Le ministère de la Santé recommande l'utilisation d'un équipement de nettoyage jetable à usage unique (par exemple des serviettes jetables). Sinon le matériel de nettoyage (chiffon, éponge…) doit être placé dans une solution d’hypochlorite de sodium à 0,1%.
Après le nettoyage, les surfaces doivent être désinfectées à l’aide d’un désinfectant efficace contre les virus. La désinfection doit se faire par voie aérienne à l’aide d’un appareil d’aérosolisation automatique (nébuliseur) hors présence humaine stricte.
Les trois étapes (aération, nettoyage et désinfection) doivent être réalisées au moins deux fois par jour.
Par ailleurs, la désinfection des surfaces des espaces communs (ascenseurs, poignées des portes, rampes d’escalier, couloirs, espaces communs…) doit se faire au moins une fois par jour, sinon plus.

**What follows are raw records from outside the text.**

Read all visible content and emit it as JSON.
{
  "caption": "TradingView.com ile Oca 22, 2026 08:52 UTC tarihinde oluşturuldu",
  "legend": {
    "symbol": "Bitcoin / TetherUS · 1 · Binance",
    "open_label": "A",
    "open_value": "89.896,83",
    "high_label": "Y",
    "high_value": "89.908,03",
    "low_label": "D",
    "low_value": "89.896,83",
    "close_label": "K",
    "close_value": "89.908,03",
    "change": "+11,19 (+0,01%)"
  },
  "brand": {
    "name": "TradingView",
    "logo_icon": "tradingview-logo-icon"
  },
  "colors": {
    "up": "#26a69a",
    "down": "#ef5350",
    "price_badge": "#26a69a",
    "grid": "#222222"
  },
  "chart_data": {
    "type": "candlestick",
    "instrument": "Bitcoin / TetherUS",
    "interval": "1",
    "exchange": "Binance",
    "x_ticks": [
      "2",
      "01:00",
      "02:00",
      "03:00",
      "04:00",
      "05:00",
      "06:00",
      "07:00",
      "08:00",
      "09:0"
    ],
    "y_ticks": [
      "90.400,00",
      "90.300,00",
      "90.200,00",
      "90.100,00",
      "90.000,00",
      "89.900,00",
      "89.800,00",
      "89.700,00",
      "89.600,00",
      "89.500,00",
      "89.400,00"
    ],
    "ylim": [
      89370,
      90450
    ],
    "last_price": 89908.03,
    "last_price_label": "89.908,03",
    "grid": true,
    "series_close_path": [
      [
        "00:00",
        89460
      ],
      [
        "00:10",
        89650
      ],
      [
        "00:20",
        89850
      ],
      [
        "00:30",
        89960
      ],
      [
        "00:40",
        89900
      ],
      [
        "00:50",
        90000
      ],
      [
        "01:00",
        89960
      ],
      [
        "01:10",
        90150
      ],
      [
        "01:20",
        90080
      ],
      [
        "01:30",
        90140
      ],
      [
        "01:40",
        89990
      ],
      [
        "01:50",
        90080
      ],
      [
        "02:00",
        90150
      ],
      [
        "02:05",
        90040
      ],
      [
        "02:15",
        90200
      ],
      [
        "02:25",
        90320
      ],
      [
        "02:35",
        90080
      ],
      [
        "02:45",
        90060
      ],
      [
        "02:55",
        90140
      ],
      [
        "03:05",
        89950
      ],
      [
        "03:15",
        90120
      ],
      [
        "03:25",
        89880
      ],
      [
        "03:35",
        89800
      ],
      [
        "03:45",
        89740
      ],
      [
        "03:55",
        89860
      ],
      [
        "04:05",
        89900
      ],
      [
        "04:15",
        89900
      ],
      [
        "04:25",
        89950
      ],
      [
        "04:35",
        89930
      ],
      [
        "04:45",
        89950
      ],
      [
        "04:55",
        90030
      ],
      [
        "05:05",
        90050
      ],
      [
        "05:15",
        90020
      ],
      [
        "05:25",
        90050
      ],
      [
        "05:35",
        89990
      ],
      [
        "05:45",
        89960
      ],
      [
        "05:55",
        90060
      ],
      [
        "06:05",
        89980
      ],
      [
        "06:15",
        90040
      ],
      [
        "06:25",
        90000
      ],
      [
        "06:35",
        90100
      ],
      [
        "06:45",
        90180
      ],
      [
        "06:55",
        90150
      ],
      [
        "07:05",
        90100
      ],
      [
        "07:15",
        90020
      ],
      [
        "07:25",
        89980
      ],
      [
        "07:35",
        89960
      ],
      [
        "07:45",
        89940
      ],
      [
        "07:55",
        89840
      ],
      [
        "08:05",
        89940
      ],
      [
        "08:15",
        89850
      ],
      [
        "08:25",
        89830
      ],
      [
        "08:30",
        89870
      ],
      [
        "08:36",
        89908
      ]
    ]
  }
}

Déchets générés par les zones de soins
Tous les déchets générés durant l’hospitalisation des malades covid-19 sont des "déchets médicaux pharmaceutiques" de catégorie 1 et 2, et doivent être par conséquent gérés en tant que tels.
Les déchets produits durant les opérations de nettoyage et de désinfection doivent être aussi gérés en tant que déchets médicaux pharmaceutiques de catégorie 1 et 2, selon la circulaire du ministère.
Rappelons que les déchets médicaux pharmaceutiques de catégorie 1 sont les déchets comportant un risque d'infection du fait qu'ils contiennent des micro-organismes viables ou des toxines susceptibles de causer la maladie chez l'homme ou chez d'autres organismes vivants ainsi que les organes et tissus humains ou animaux non identifiables. Cette catégorie regroupe le matériel piquant ou tranchant destiné à l'abandon, qu'il ait été ou non en contact avec un produit biologique et les produits et dérivés sanguins à usage thérapeutique incomplètement utilisés, avariés ou périmés.
Quant aux déchets de catégorie 2, ce sont les médicaments et produits chimiques et biologiques non utilisés, avariés ou périmés.
Le linge lavé à 60°C ou 90°C
Le linge utilisé par le malade confirmé covid-19 peut être fortement souillé par des liquides biologiques, qui peuvent être source de contamination lors de la manipulation.
Pour manipuler et traiter la literie et le linge souillé, les équipes de nettoyage doivent porter des gants, des blouses, des chaussures fermées et une protection du visage. Le linge doit être manipulé doucement pour ne pas mettre en suspension les particules éventuellement porteuses d'une charge virale.
Le traitement du ligne doit être fait avec un cycle d’eau chaude à 60° avec un détergent a à lessive ordinaire, à 60°C dans un lave-linge.
Si le linge est très souillé, il faut choisir un cycle de nettoyage à 90°C. Le lavage manuel est proscrit.
Par ailleurs, même en l’absence de souillures visibles, la literie des malades doit être changée régulièrement pour être lavée.
Les vêtements des malades doivent, de préférence, être jetés
Considérant que la survie du virus peut aller jusqu’à 3 jours dans l’environnement, il est préconisé d’éliminer les vêtements des malades covid-19 ou des malades guéris à travers la filière des DMP (déchets médicaux et pharmaceutiques) de catégorie 1 et 2
A défaut, les vêtements doivent être traités de la même manière que le ligne utilisé par le malade covid-19.
En cas d’hospitalisation prolongée, le ministère appelle les responsables de nettoyage à sensibiliser les patients qui désirent laver eux-mêmes leur linge personnel sur les mesures de protection nécessaires.